Firing duds or life ammo?
By Cees Bruggemans, Chief Economist of FNB.
Two totally different propositions, both full of pathos.
The ECB decides to do the bare minimum. Clearly not believing in shock-and-awe, wanting European governments to sort out their finances and their banks with some urgency, the ECB is still game enough to try and offer protective fire to Portugal (aggressively buying its bonds) with the aim of preventing markets from knocking it into a lifeboat, freeing the road for going after bigger game (Spain).
But will the bare minimum suffice?
Meanwhile, over in the US, the political offensive against the Fed and its ‘irresponsible’ bond buying policies has reached a new intensity, Congress forcing the Fed to publicly do a WiliLeaks on itself, divulging how many trillions it lend out and to whom in the crisis.
This is one sure way for the Fed to lose the publicity war. For it clearly saved Wall Street, including much assistance to foreign banks. And not everyone likes that.
It may be that European markets will calm down again. They did after Greece, after policy showed its teeth (the very size of the European lifeboat).
But it may also be that too many people have now figured there are going to be debt restructurings with haircuts. There are too many unresolved issues, also where the bigger countries are concerned.
It is the negatives that are hair-raising. Electorates don’t want to bail out what they consider undeserving foreigners. Market investors don’t want (big) haircut losses. The ECB doesn’t want to create too many sovereign and bank dependencies. Targeted countries find it difficult to convince their populations to accept sacrifice. Political opposition parties try to win office by rubbishing the right policies.
Where is this leading?
In the US, they shot their two growth engines (finance and construction). They hollowed out their goods sector (giving away export capacity). Household finances are impaired. The mood is defensive. Growth will not be going anywhere fast for years, leaving large residue of disconnected unemployment and despair.
Meanwhile, US politics has spiked fiscal policy, and is now focusing on the Fed to see whether it can be made to become less pro-active. Like tying a fireman’s one hand behind his back, amputating the other and thinking this is the right way to continue fighting an inferno.
What seems to be giving way most noticeably everywhere is the ability to judge what makes sense and what does not.
This applies to fiscal policy, which can still play a supportive role where state finances have not yet been completely overburdened. And the meaning of central bank bond buying in economies performing well below potential with slow growth and approaching deflation.
But it goes beyond appreciating the positive roles of activist fiscal and monetary policy in these crisis times.
Okay, so you were burned in Europe and barely got out. And now you are rushing into anything in Asia because it isn’t contaminated, it isn’t Europe, it looks good on paper (data can be sterile and hide the real picture) and you are rushing in.
Apparently, this is not the exception. People often don’t seem to understand the long-term weaknesses of the places they are going into. In other, more normal times there would not have been such cavalier attitudes. Due diligence would be a lot more thorough. But today, having escaped from Europe (just), anything Asian in comparison looks ‘good’ – how droll. But does that mean new mistakes are being made daily, enrolling in bubbles that will blow ere long in turn?

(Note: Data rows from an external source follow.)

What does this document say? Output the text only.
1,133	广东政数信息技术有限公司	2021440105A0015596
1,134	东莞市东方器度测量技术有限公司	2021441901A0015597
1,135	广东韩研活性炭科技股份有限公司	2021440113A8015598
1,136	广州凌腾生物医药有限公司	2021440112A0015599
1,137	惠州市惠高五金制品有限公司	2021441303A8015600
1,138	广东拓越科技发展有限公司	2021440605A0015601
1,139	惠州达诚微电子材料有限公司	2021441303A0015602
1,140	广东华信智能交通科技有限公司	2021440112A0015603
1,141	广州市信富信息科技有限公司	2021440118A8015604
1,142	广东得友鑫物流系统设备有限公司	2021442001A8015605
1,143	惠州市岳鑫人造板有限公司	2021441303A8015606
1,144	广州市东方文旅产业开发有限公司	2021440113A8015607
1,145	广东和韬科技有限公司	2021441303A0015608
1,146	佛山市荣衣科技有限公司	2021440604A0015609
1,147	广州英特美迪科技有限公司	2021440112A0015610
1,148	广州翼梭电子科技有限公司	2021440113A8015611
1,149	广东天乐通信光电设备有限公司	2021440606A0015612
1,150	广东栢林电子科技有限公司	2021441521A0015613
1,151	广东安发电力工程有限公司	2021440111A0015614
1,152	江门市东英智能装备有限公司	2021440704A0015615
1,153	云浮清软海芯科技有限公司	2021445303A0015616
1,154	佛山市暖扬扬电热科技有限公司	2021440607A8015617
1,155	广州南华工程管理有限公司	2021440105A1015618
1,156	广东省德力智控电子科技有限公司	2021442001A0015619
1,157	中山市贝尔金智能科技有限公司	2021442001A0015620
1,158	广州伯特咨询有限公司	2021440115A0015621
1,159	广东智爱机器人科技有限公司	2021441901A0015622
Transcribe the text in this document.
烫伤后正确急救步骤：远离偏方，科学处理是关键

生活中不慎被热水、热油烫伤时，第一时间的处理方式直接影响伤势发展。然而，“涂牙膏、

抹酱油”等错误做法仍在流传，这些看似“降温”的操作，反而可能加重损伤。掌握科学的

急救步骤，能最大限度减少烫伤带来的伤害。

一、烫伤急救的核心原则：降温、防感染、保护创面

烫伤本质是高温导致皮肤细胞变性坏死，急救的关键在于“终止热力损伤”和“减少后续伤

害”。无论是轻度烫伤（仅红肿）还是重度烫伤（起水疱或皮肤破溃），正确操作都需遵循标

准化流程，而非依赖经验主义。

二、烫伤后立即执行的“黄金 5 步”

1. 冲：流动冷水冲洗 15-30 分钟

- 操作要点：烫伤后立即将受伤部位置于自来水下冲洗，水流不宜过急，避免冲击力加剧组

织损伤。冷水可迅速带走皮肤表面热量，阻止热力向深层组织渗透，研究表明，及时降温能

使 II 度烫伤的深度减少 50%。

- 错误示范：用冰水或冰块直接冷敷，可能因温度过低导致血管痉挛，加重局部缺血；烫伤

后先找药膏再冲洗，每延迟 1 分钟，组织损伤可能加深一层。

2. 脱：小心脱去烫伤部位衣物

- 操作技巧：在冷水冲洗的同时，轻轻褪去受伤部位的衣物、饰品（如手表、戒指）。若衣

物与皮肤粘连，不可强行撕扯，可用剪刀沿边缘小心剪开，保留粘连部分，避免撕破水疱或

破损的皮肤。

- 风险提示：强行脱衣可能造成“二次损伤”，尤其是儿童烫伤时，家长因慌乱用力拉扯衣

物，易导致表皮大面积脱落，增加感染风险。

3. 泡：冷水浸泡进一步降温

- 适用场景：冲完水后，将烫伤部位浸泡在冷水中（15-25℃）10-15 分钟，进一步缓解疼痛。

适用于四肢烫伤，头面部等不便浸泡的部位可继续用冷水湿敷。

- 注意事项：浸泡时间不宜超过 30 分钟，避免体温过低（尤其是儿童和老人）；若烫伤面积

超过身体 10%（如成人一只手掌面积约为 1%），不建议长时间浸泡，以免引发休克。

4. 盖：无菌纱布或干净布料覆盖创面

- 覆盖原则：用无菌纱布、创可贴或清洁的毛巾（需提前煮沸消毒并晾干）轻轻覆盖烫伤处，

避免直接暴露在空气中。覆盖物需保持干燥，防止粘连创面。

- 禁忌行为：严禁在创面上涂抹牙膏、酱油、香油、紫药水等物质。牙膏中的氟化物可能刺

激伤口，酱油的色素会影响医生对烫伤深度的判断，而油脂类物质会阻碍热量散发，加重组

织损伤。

Everything being mentioned here is self-inflicted. One remembers with a certain nostalgia the adventuresome way in which US Treasury Secretary Hank Paulson and Fed chairman Ben Bernanke stumbled through September/October 2008. But they arrested the financial implosion (as it was in the UK). They got the real sector to cancel their panic. And the world came back from the brink.
But earlier this year (Greece), and then in recent weeks and months (QE2 in the US, the US elections, the political US witch-hunts, European politics trumping markets, Ireland becoming victimized, a widening bond market contagion), one wonders where events are heading.
Do not think that things are under control, that normality has been restored, or that all senior political leaders necessarily know what they are doing (not only technically, but also politically).
This is a world blinded by events, disoriented by noise, smoke and mirrors, fearful about losing its bearings, and inclined to panicky overreactions.
This may sound like overstatement, especially from a peaceful vantage point in some forgotten corner of the world. But closer observation should drive home the increasing state of confusion, and the incoherent self-destructive responses (high and low) observable with growing regularity everywhere.
This isn’t a short global crisis (already 40 months old). Modern technology makes information and responses flow in record time, on a scale which makes the complexity mind-numbing. With mistakes a certainty. Restoring order may take years more.
Where is this actually leading?
Making the right decisions under such uncertainty and often waylaid by misleading impressions is a challenge never encountered before by so many people globally.